Goals need to be set by the problem solvers and should be published within the company so they become common knowledge. Each goal should be approached as indicated by the table below. For each goal, there are major milestones, high reach measures, must dos, identification of the partners for success, and a feedback cycle. (To start the process, I recommend six-month goals.)
Five key questions for great goal setting:
- What should we focus on to do our part to help the company be successful?
- How high do we need to reach to help the company be operating at its optimal performance level, and what are our must-dos?
- How can we partner and coordinate across functions so we succeed together?
- How will we measure progress and results?
- When should we re-prioritize or reset goals?
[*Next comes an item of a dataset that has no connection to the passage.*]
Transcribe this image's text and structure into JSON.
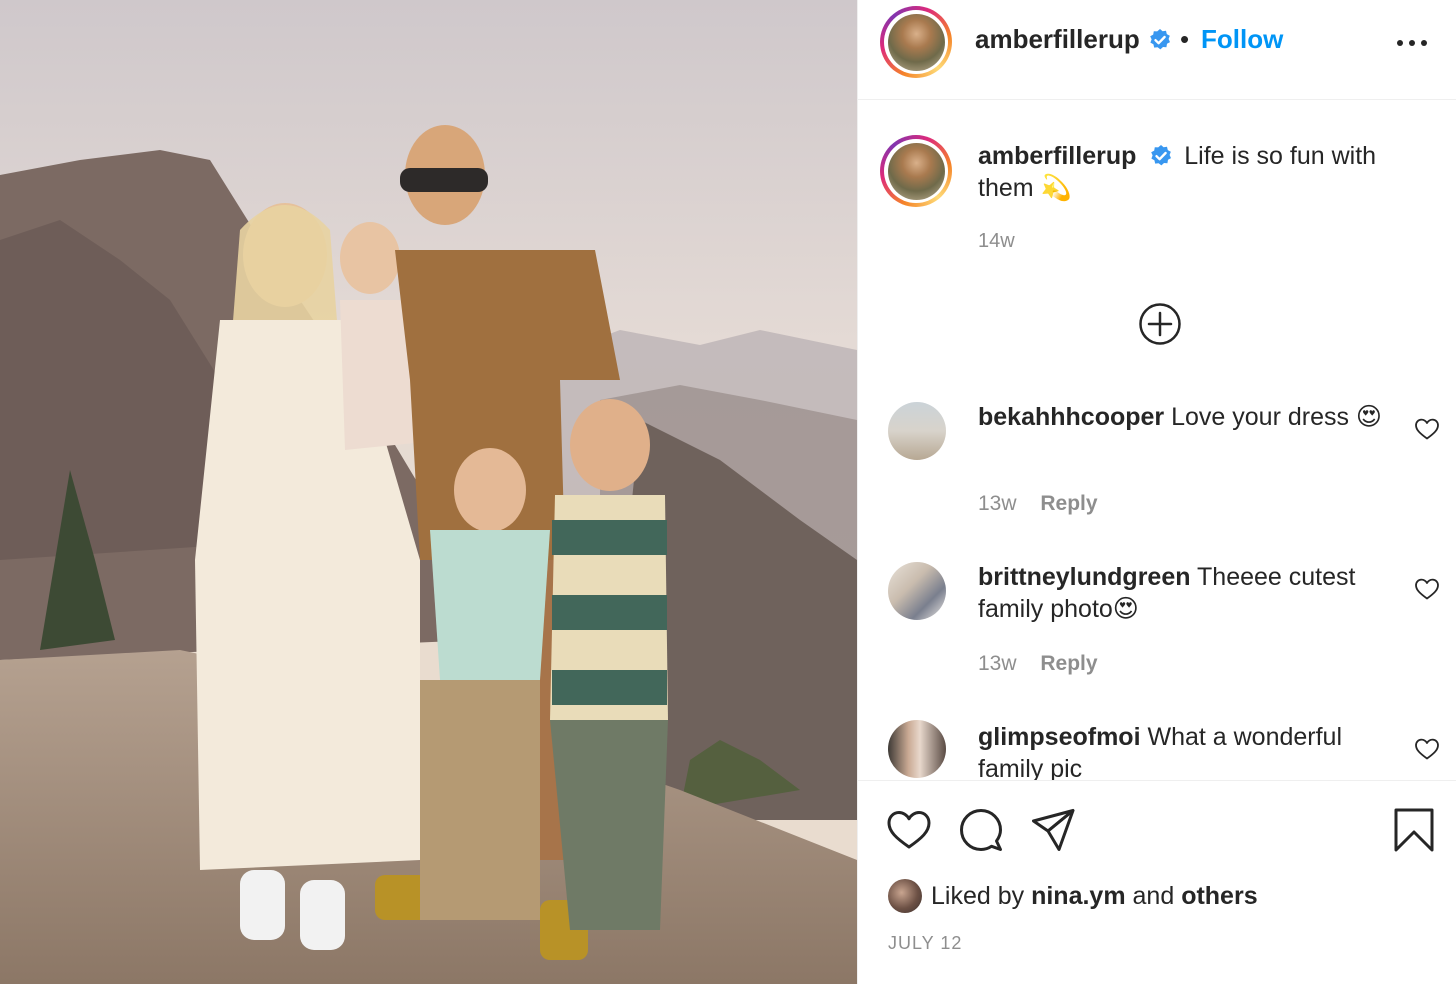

So, what comes first? The overall strategic plan initiated by leadership? Or individualized employee work goals? In most cases, both can occur simultaneously for this first round. The rationale assumes that many of the individualized employee work goals will more than likely support the larger goals created by leadership.
Plan and execution
1. Identify the problem solvers who will complete the goal worksheet.
a. Keep the goals to a maximum of three per individual.
2. Create the incentive for goal achievement.
a. Levels recommended include:
i. Total goals achieved (achieving all three is significant)
ii. Achieving two is very good
iii. Achieving one is better than none
b. Goals achieved that had the most significant impact on the business (hopefully there will be a few of these) may come out of this activity and should also be celebrated. These are a win-win for everyone and should achieve the highest incentive, too.
3. Create timelines and effective dates (goals submitted date, launch date and end date), establish review dates and review criteria, evaluation timeframe and award presentation framework.
4. Meet with problem solvers to review program and introduce goals worksheet.
5. Collect goal worksheets; combine into one document and publish.
a. Create a master list of goals.
b. Create a tracking mechanism so all can see progress. (Publish and post.)
This sample chart can be used as a graphic reminder of the goal setting activity. The chart includes all elements necessary for a successful program: identified goals; any important milestones needed to achieve the goal; the optimum measurement for the goal; others within the company who must be part of goal achievement; and lessons learned from the process toward goal achievement.
When completed, the goal setting process will have a positive impact on all those who participate; it will foster teamwork and channel energies toward the common good of the company.